Teagasc urges farmers to act now and plan their finances for 2010

THE most important job farmers should do in December is to plan their cash flow for 2010, according to Teagasc.

Dr Tom Kelly, Teagasc financial specialist, urged farmers to act now and plan finances for next year.

He told a meeting of the Teagasc Authority that farmers need to prepare a budget for the next 12 months detailing the main flows of cash into and out of the farm business.

“Profitability in all farm enterprises is low and 2009 has been a difficult income year for most farmers. All costs must be controlled including family living expenses and debt repayments,” he said.

A Teagasc campaign offering farmers a Financial Health Check was launched in March of this year. Through this contact with farmers, two categories of individuals needing assistance have emerged.

The first are those efficient farmers who face temporary cash flow problems and need help to overcome these difficulties.
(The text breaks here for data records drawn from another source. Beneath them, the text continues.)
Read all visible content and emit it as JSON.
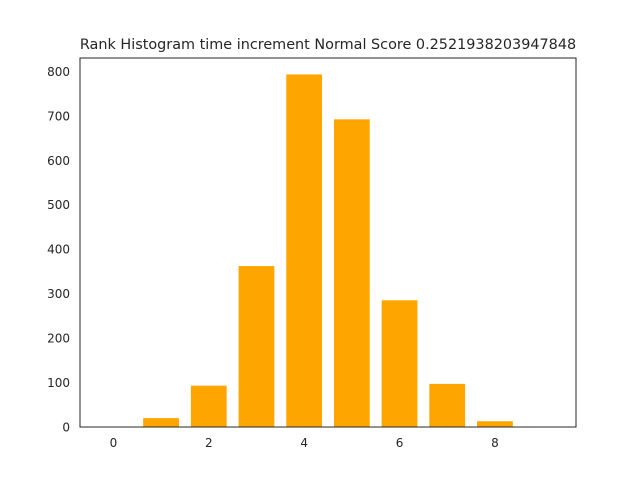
{
  "chart_data": {
    "type": "bar",
    "title": "Rank Histogram time increment Normal Score 0.2521938203947848",
    "xlabel": "",
    "ylabel": "",
    "categories": [
      0,
      1,
      2,
      3,
      4,
      5,
      6,
      7,
      8,
      9
    ],
    "values": [
      0,
      20,
      93,
      362,
      793,
      692,
      285,
      97,
      13,
      0
    ],
    "xlim": [
      -0.7,
      9.7
    ],
    "ylim": [
      0,
      830
    ],
    "xticks": [
      0,
      2,
      4,
      6,
      8
    ],
    "yticks": [
      0,
      100,
      200,
      300,
      400,
      500,
      600,
      700,
      800
    ],
    "bar_width": 0.75,
    "grid": false,
    "colors": {
      "bar": "#ffa500",
      "axis": "#262626",
      "background": "#ffffff"
    }
  }
}
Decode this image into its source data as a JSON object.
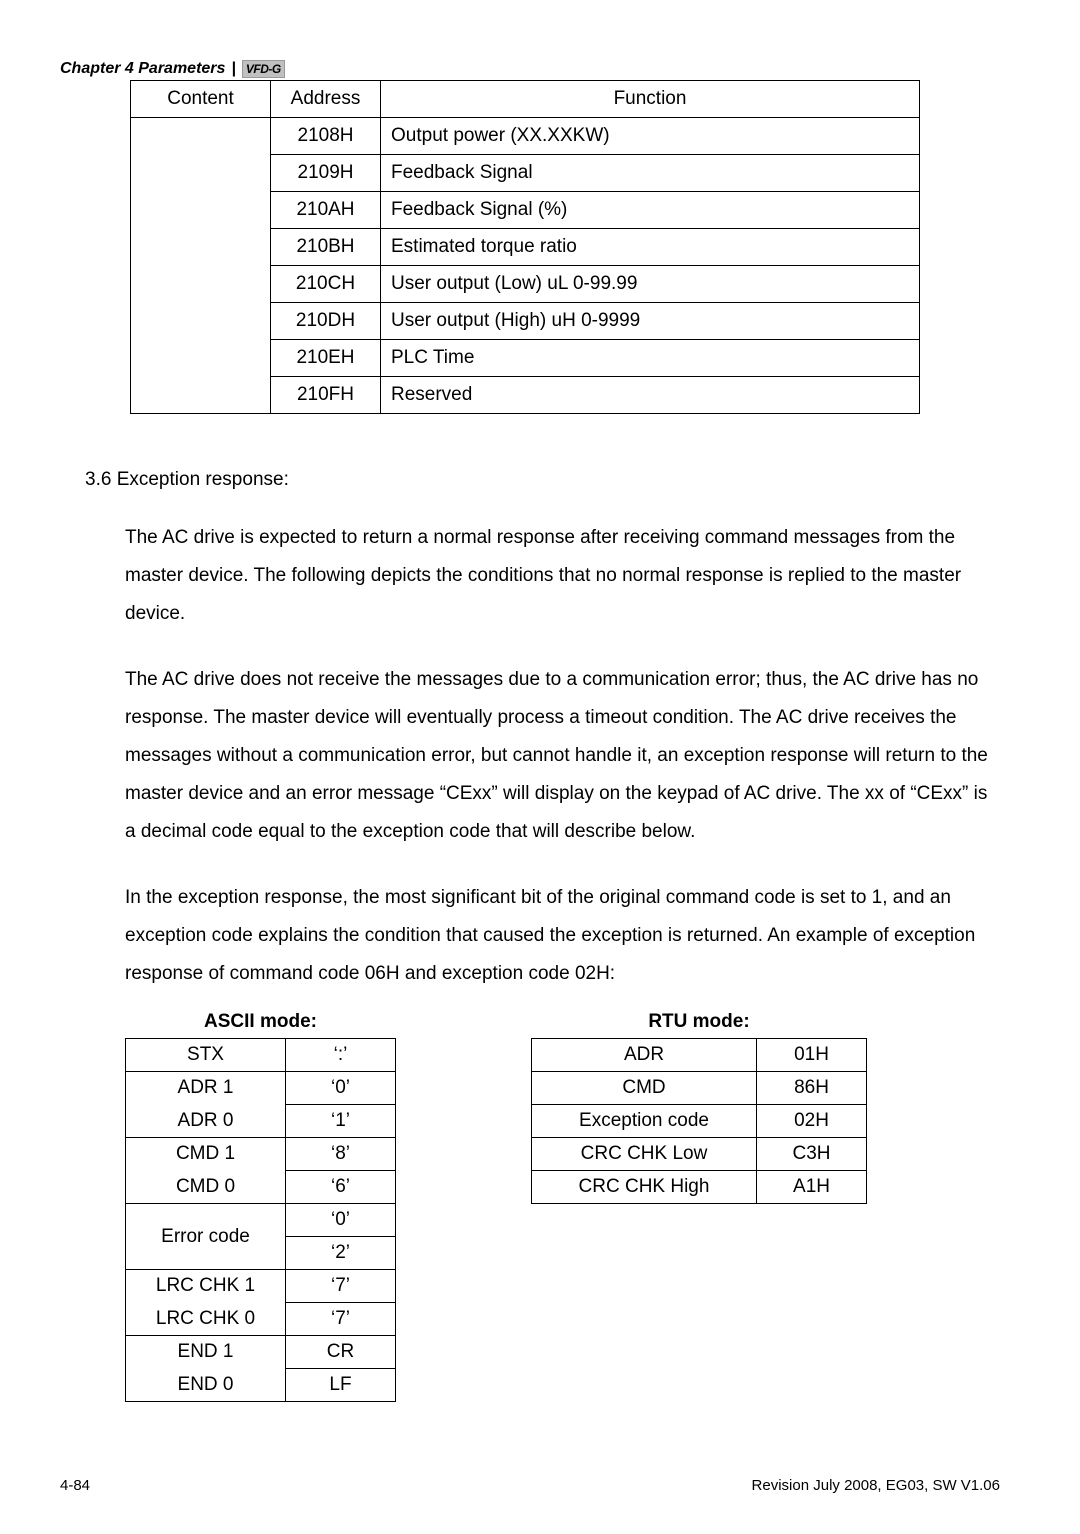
{
  "header": {
    "chapter_label": "Chapter 4 Parameters",
    "separator": "|",
    "logo_text": "VFD-G"
  },
  "main_table": {
    "headers": {
      "content": "Content",
      "address": "Address",
      "function": "Function"
    },
    "rows": [
      {
        "address": "2108H",
        "function": "Output power (XX.XXKW)"
      },
      {
        "address": "2109H",
        "function": "Feedback Signal"
      },
      {
        "address": "210AH",
        "function": "Feedback Signal (%)"
      },
      {
        "address": "210BH",
        "function": "Estimated torque ratio"
      },
      {
        "address": "210CH",
        "function": "User output (Low) uL 0-99.99"
      },
      {
        "address": "210DH",
        "function": "User output (High) uH 0-9999"
      },
      {
        "address": "210EH",
        "function": "PLC Time"
      },
      {
        "address": "210FH",
        "function": "Reserved"
      }
    ]
  },
  "section": {
    "number_title": "3.6 Exception response:",
    "para1": "The AC drive is expected to return a normal response after receiving command messages from the master device. The following depicts the conditions that no normal response is replied to the master device.",
    "para2": "The AC drive does not receive the messages due to a communication error; thus, the AC drive has no response. The master device will eventually process a timeout condition. The AC drive receives the messages without a communication error, but cannot handle it, an exception response will return to the master device and an error message “CExx” will display on the keypad of AC drive. The xx of “CExx” is a decimal code equal to the exception code that will describe below.",
    "para3": "In the exception response, the most significant bit of the original command code is set to 1, and an exception code explains the condition that caused the exception is returned. An example of exception response of command code 06H and exception code 02H:"
  },
  "ascii_mode": {
    "title": "ASCII mode:",
    "rows": [
      {
        "label": "STX",
        "value": "‘:’"
      },
      {
        "label": "ADR 1",
        "value": "‘0’"
      },
      {
        "label": "ADR 0",
        "value": "‘1’"
      },
      {
        "label": "CMD 1",
        "value": "‘8’"
      },
      {
        "label": "CMD 0",
        "value": "‘6’"
      },
      {
        "label": "Error code",
        "value": "‘0’"
      },
      {
        "label": "",
        "value": "‘2’"
      },
      {
        "label": "LRC CHK 1",
        "value": "‘7’"
      },
      {
        "label": "LRC CHK 0",
        "value": "‘7’"
      },
      {
        "label": "END 1",
        "value": "CR"
      },
      {
        "label": "END 0",
        "value": "LF"
      }
    ]
  },
  "rtu_mode": {
    "title": "RTU mode:",
    "rows": [
      {
        "label": "ADR",
        "value": "01H"
      },
      {
        "label": "CMD",
        "value": "86H"
      },
      {
        "label": "Exception code",
        "value": "02H"
      },
      {
        "label": "CRC CHK Low",
        "value": "C3H"
      },
      {
        "label": "CRC CHK High",
        "value": "A1H"
      }
    ]
  },
  "footer": {
    "page": "4-84",
    "revision": "Revision July 2008, EG03, SW V1.06"
  }
}
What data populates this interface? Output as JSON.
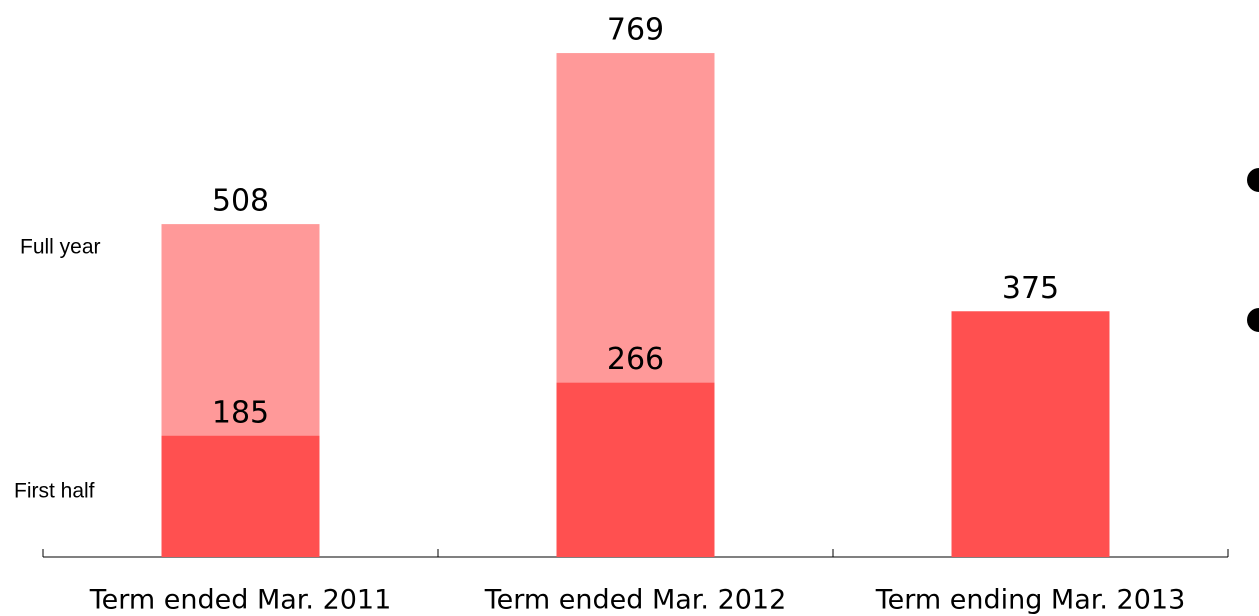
{
  "chart_data": {
    "type": "bar",
    "barmode": "overlay",
    "categories": [
      "Term ended Mar. 2011",
      "Term ended Mar. 2012",
      "Term ending Mar. 2013"
    ],
    "series": [
      {
        "name": "First half",
        "color": "#ff5050",
        "values": [
          185,
          266,
          375
        ]
      },
      {
        "name": "Full year",
        "color": "#ff9999",
        "values": [
          508,
          769,
          null
        ]
      }
    ],
    "ylim": [
      0,
      850
    ]
  }
}
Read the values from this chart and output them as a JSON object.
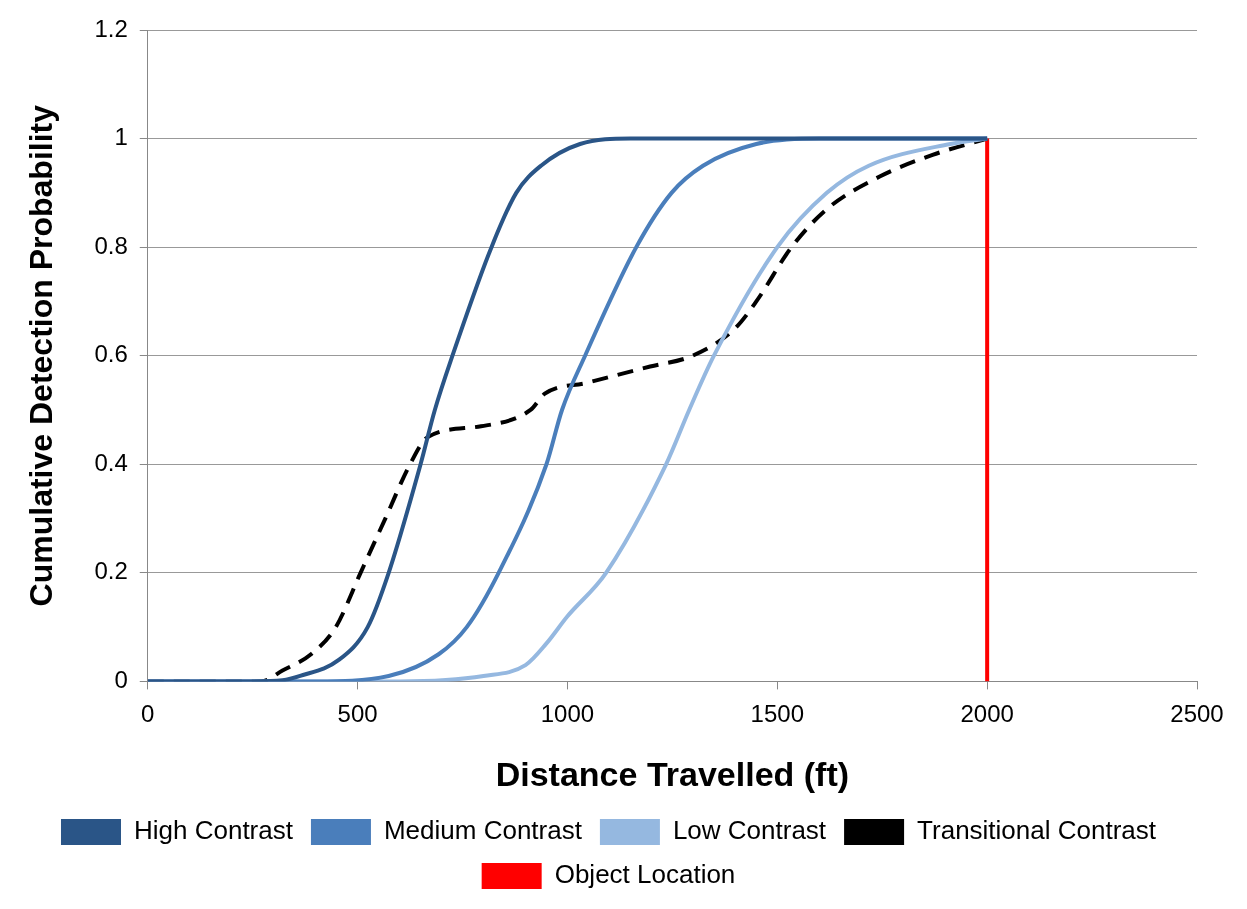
{
  "chart_data": {
    "type": "line",
    "xlabel": "Distance Travelled (ft)",
    "ylabel": "Cumulative Detection Probability",
    "xlim": [
      0,
      2500
    ],
    "xticks": [
      0,
      500,
      1000,
      1500,
      2000,
      2500
    ],
    "ylim": [
      0,
      1.2
    ],
    "yticks": [
      0,
      0.2,
      0.4,
      0.6,
      0.8,
      1,
      1.2
    ],
    "grid": "y",
    "legend": "bottom",
    "marker": "none",
    "series": [
      {
        "name": "High Contrast",
        "color": "#2a5587",
        "line_style": "solid",
        "x": [
          0,
          250,
          321,
          363,
          456,
          524,
          574,
          650,
          684,
          726,
          819,
          878,
          937,
          1030,
          1150,
          2000
        ],
        "values": [
          0,
          0,
          0.002,
          0.01,
          0.04,
          0.1,
          0.2,
          0.4,
          0.5,
          0.6,
          0.8,
          0.9,
          0.95,
          0.99,
          1,
          1
        ]
      },
      {
        "name": "Medium Contrast",
        "color": "#4a7ebb",
        "line_style": "solid",
        "x": [
          0,
          400,
          574,
          693,
          760,
          836,
          950,
          987,
          1042,
          1164,
          1248,
          1323,
          1450,
          1600,
          2000
        ],
        "values": [
          0,
          0,
          0.01,
          0.05,
          0.1,
          0.2,
          0.4,
          0.5,
          0.6,
          0.8,
          0.9,
          0.95,
          0.99,
          1,
          1
        ]
      },
      {
        "name": "Low Contrast",
        "color": "#95b8e0",
        "line_style": "solid",
        "x": [
          0,
          600,
          800,
          900,
          950,
          1000,
          1092,
          1235,
          1290,
          1349,
          1500,
          1618,
          1718,
          1912,
          2000
        ],
        "values": [
          0,
          0,
          0.01,
          0.03,
          0.07,
          0.12,
          0.2,
          0.4,
          0.5,
          0.6,
          0.8,
          0.9,
          0.95,
          0.99,
          1
        ]
      },
      {
        "name": "Transitional Contrast",
        "color": "#000000",
        "line_style": "dashed",
        "x": [
          0,
          270,
          321,
          389,
          448,
          507,
          566,
          625,
          667,
          794,
          912,
          946,
          1046,
          1197,
          1298,
          1399,
          1450,
          1534,
          1618,
          1744,
          1870,
          2000
        ],
        "values": [
          0,
          0,
          0.02,
          0.05,
          0.1,
          0.2,
          0.3,
          0.4,
          0.45,
          0.47,
          0.5,
          0.53,
          0.55,
          0.58,
          0.6,
          0.65,
          0.7,
          0.8,
          0.87,
          0.93,
          0.97,
          1
        ]
      },
      {
        "name": "Object Location",
        "color": "#ff0000",
        "line_style": "solid",
        "x": [
          2000,
          2000
        ],
        "values": [
          0,
          1
        ]
      }
    ]
  }
}
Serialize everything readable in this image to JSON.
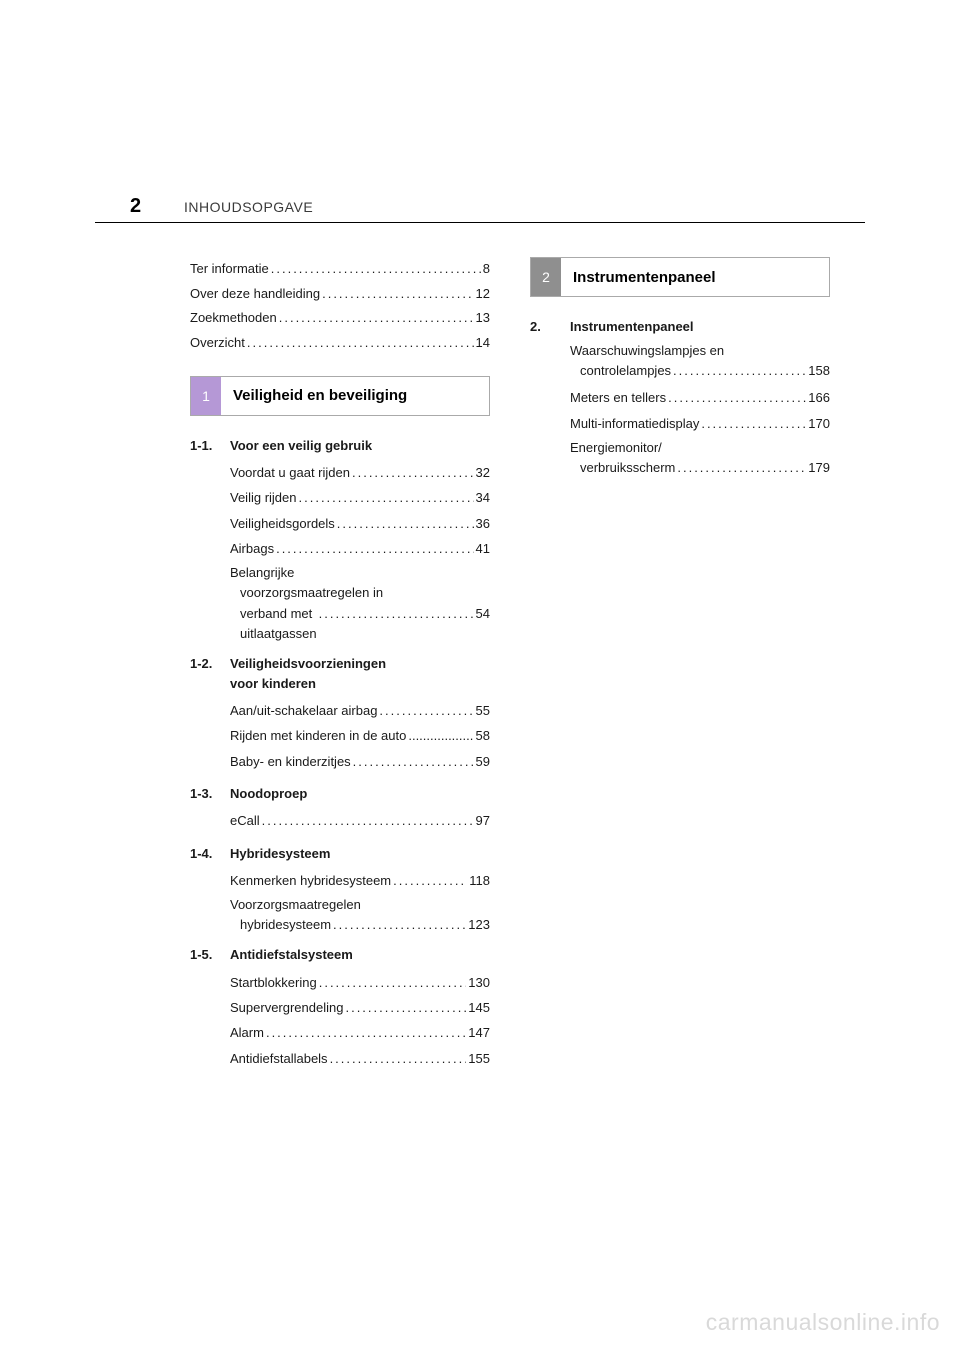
{
  "page_number": "2",
  "header_title": "INHOUDSOPGAVE",
  "watermark": "carmanualsonline.info",
  "colors": {
    "chapter1_tab": "#b598d6",
    "chapter2_tab": "#8f8f8f",
    "text": "#1a1a1a",
    "rule": "#000000",
    "watermark": "#d9d9d9",
    "background": "#ffffff"
  },
  "left_column": {
    "intro": [
      {
        "label": "Ter informatie",
        "page": "8"
      },
      {
        "label": "Over deze handleiding",
        "page": "12"
      },
      {
        "label": "Zoekmethoden",
        "page": "13"
      },
      {
        "label": "Overzicht",
        "page": "14"
      }
    ],
    "chapter": {
      "num": "1",
      "title": "Veiligheid en beveiliging"
    },
    "sections": [
      {
        "num": "1-1.",
        "title": "Voor een veilig gebruik",
        "entries": [
          {
            "label": "Voordat u gaat rijden",
            "page": "32"
          },
          {
            "label": "Veilig rijden",
            "page": "34"
          },
          {
            "label": "Veiligheidsgordels",
            "page": "36"
          },
          {
            "label": "Airbags",
            "page": "41"
          },
          {
            "label_lines": [
              "Belangrijke",
              "voorzorgsmaatregelen in",
              "verband met uitlaatgassen"
            ],
            "page": "54"
          }
        ]
      },
      {
        "num": "1-2.",
        "title_lines": [
          "Veiligheidsvoorzieningen",
          "voor kinderen"
        ],
        "entries": [
          {
            "label": "Aan/uit-schakelaar airbag",
            "page": "55"
          },
          {
            "label": "Rijden met kinderen in de auto",
            "page": "58",
            "tight": true
          },
          {
            "label": "Baby- en kinderzitjes",
            "page": "59"
          }
        ]
      },
      {
        "num": "1-3.",
        "title": "Noodoproep",
        "entries": [
          {
            "label": "eCall",
            "page": "97"
          }
        ]
      },
      {
        "num": "1-4.",
        "title": "Hybridesysteem",
        "entries": [
          {
            "label": "Kenmerken hybridesysteem",
            "page": "118"
          },
          {
            "label_lines": [
              "Voorzorgsmaatregelen",
              "hybridesysteem"
            ],
            "page": "123"
          }
        ]
      },
      {
        "num": "1-5.",
        "title": "Antidiefstalsysteem",
        "entries": [
          {
            "label": "Startblokkering",
            "page": "130"
          },
          {
            "label": "Supervergrendeling",
            "page": "145"
          },
          {
            "label": "Alarm",
            "page": "147"
          },
          {
            "label": "Antidiefstallabels",
            "page": "155"
          }
        ]
      }
    ]
  },
  "right_column": {
    "chapter": {
      "num": "2",
      "title": "Instrumentenpaneel"
    },
    "sections": [
      {
        "num": "2.",
        "title": "Instrumentenpaneel",
        "entries": [
          {
            "label_lines": [
              "Waarschuwingslampjes en",
              "controlelampjes"
            ],
            "page": "158"
          },
          {
            "label": "Meters en tellers",
            "page": "166"
          },
          {
            "label": "Multi-informatiedisplay",
            "page": "170"
          },
          {
            "label_lines": [
              "Energiemonitor/",
              "verbruiksscherm"
            ],
            "page": "179"
          }
        ]
      }
    ]
  }
}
The second category is those more heavily borrowed, with low profit and inadequate repayment capacity.

Dr Kelly said in both situations the cash flow budget is critical and will help to minimise the cost of financing the business and avoid the risk of extending credit beyond agreed limits.

Teagasc advisers have a range of financial planning tools such as a cost control planner, a three-year budget planner, an eprofit monitor, repayments calculator and farm assist calculator.

These tools can be used to analyse an individual farmer’s financial situation and allow for clear decisions to be taken.

Dr Kelly said Teagasc advisers are well equipped and trained to help farmers make better financial decisions based on individual financial circumstances.

The Teagasc Authority reiterated its support for the organisation’s campaign to assist farmers who are experiencing income and financial difficulties.

Meanwhile, Irish Farmers Association president Padraig Walshe said the challenge for the Government in next week’s budget must be to support primary production through one of the worst crises farmers have ever faced. He said farm incomes in 2009 are set to fall by 28% through a combination of low product prices, Govern-ment cuts and wet weather during the summer and in recent times.

The closure of the REPS4 scheme, and cuts in the Disadvantaged Areas and Suckler Welfare Scheme have had a devastating impact on the income of thousands of farmers.

“Average farm income this year is expected to be around €13,000 for all farmers and €16,000 for full-time farmers which has to pay for living costs and meet bank repayments.”